Rep. Tom Loertscher has been a fixture of the Idaho House from Eastern Idaho since he was first elected in 1986. He lost a House race in 2002 but won his seat back in 2004, and is now the chair of House State Affairs Committee.
He lost his primary race in May to fellow Republican Chad Christensen by 139 votes.
Christensen is a small business owner. He served in the Army and in law enforcement. He focused his primary challenge on gun bills that Loertscher had held in his committee, stating on his website: “My opponent has systematically blocked pro-gun legislation.”
Christensen also fancies himself a “patriot”, aligning himself with the hard-right Freedom Caucus in both substance and rhetoric. On his website he notes:
I have a strong desire to stay true to my principles of protecting God-given rights. These rights are supposed to be protected in the U.S. Constitution. However, these rights are trampled on day-after-day. They are trampled on by individuals and groups in this country. Unfortunately, the biggest culprits are the Idaho and federal governments.
Loertscher is not giving up, having recently announced a write-in campaign for the November general election saying, “I believe I can still make a valuable contribution.”
It was a three-way contest in that Christensen was also opposed by another write-in candidate, Ralph Mossman of Driggs, who ran as a Democrat against Loertscher in 2012. But, Mossman has suspended his campaign to give Loertscher a clear shot.
Gov. Butch Otter has weighed in, backing Loertscher. Christensen belittled Otter’s endorsement, calling it “swampish”.
This particular legislative district is vast. It stretches from the Utah border nearly to Montana and encompasses six East Idaho counties in total, including a sparsely populated part of Bonneville County.
Still, a write-in campaign is a long shot. Some have been successful around the country, but not many. The most prominent was a write-in win by United States Sen. Lisa Murkowski in Alaska in 2010.

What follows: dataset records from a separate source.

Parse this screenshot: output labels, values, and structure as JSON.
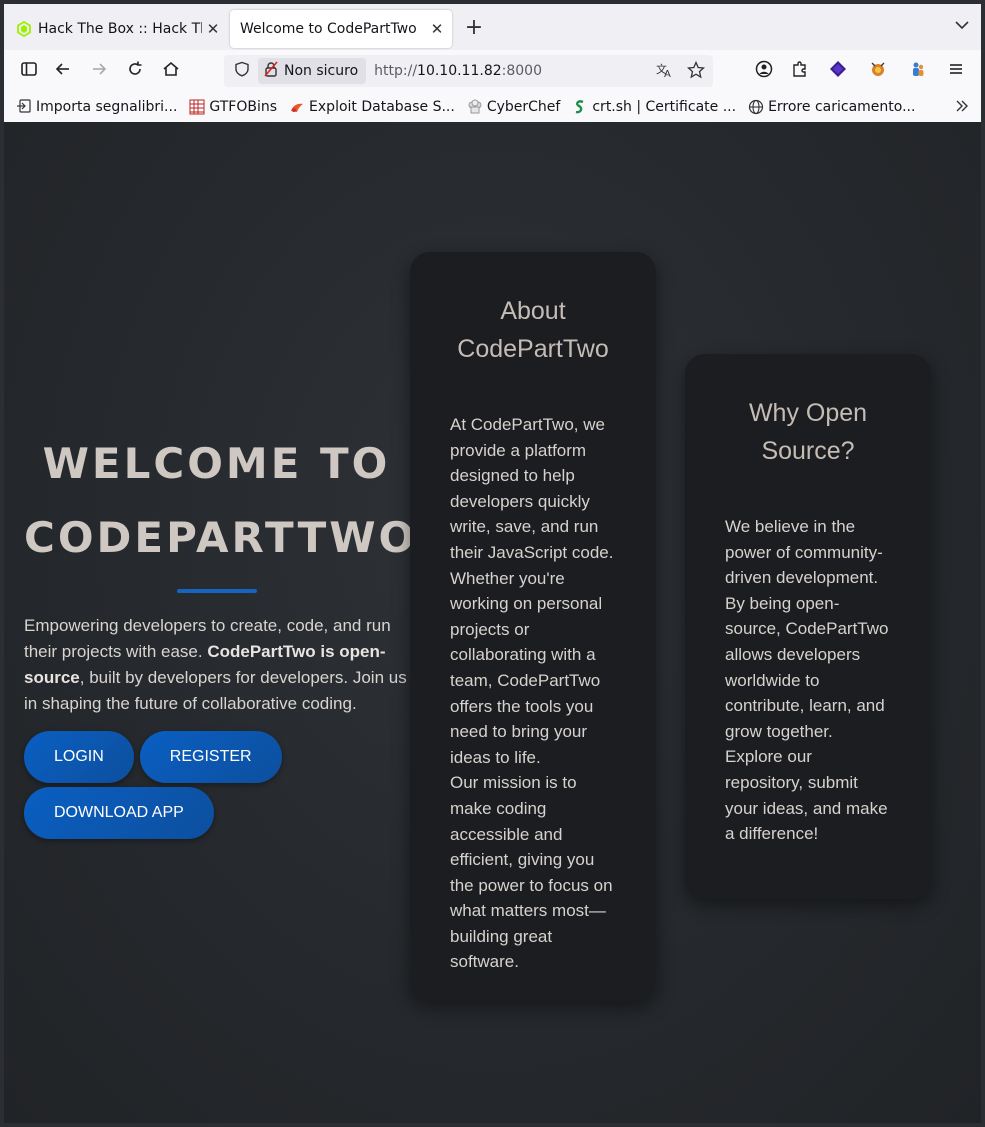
{
  "browser": {
    "tabs": [
      {
        "title": "Hack The Box :: Hack The Box",
        "active": false
      },
      {
        "title": "Welcome to CodePartTwo",
        "active": true
      }
    ],
    "new_tab": "+",
    "security_label": "Non sicuro",
    "url_scheme": "http://",
    "url_host": "10.10.11.82",
    "url_port": ":8000",
    "bookmarks": [
      {
        "label": "Importa segnalibri...",
        "icon": "import-icon"
      },
      {
        "label": "GTFOBins",
        "icon": "gtfobins-icon"
      },
      {
        "label": "Exploit Database S...",
        "icon": "exploit-db-icon"
      },
      {
        "label": "CyberChef",
        "icon": "cyberchef-icon"
      },
      {
        "label": "crt.sh | Certificate ...",
        "icon": "crtsh-icon"
      },
      {
        "label": "Errore caricamento...",
        "icon": "globe-icon"
      }
    ]
  },
  "hero": {
    "title_line1": "WELCOME TO",
    "title_line2": "CODEPARTTWO",
    "intro": "Empowering developers to create, code, and run their projects with ease.",
    "bold": "CodePartTwo is open-source",
    "rest": ", built by developers for developers. Join us in shaping the future of collaborative coding.",
    "buttons": {
      "login": "LOGIN",
      "register": "REGISTER",
      "download": "DOWNLOAD APP"
    }
  },
  "about": {
    "title": "About CodePartTwo",
    "body1": "At CodePartTwo, we provide a platform designed to help developers quickly write, save, and run their JavaScript code. Whether you're working on personal projects or collaborating with a team, CodePartTwo offers the tools you need to bring your ideas to life.",
    "body2": "Our mission is to make coding accessible and efficient, giving you the power to focus on what matters most—building great software."
  },
  "why": {
    "title": "Why Open Source?",
    "body": "We believe in the power of community-driven development. By being open-source, CodePartTwo allows developers worldwide to contribute, learn, and grow together. Explore our repository, submit your ideas, and make a difference!"
  },
  "colors": {
    "accent": "#1565c0",
    "button": "#0a5fc2",
    "card_bg": "#1c1d20",
    "page_bg": "#25282c"
  }
}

But, Idaho has some substantive barriers to a Loertscher win.
According to the Idaho Secretary of State’s Election Training Manual, for a write-in vote to be counted it must meet two key criteria: 1) The voter must identify the correct office that the write-in candidate has filed for and 2) The voter must provide the surname for the voter.
Those dual requirements make Loertscher’s task much harder. First, a voter wanting to vote for him needs to identify his office — State Representative Seat B. Then they need to spell out his rather difficult last name. If the county does use optical scanning (I believe most Idaho counties do), all of that must be handwritten. If the county does not use that method, a sticker can be applied. Stickers would be beneficial to Loertscher as they could include both bits of information.
One advantage that Loertscher may have is a spending advantage. In the primary election Loertscher outspent Christensen roughly five-to-one. If he can use his chairman position and raise a significant war-chest, that may close the margin. Christensen’s latest report shows only $335.83 in the bank.
Keep an eye out for the very interesting Christensen-Loertscher contest on election night.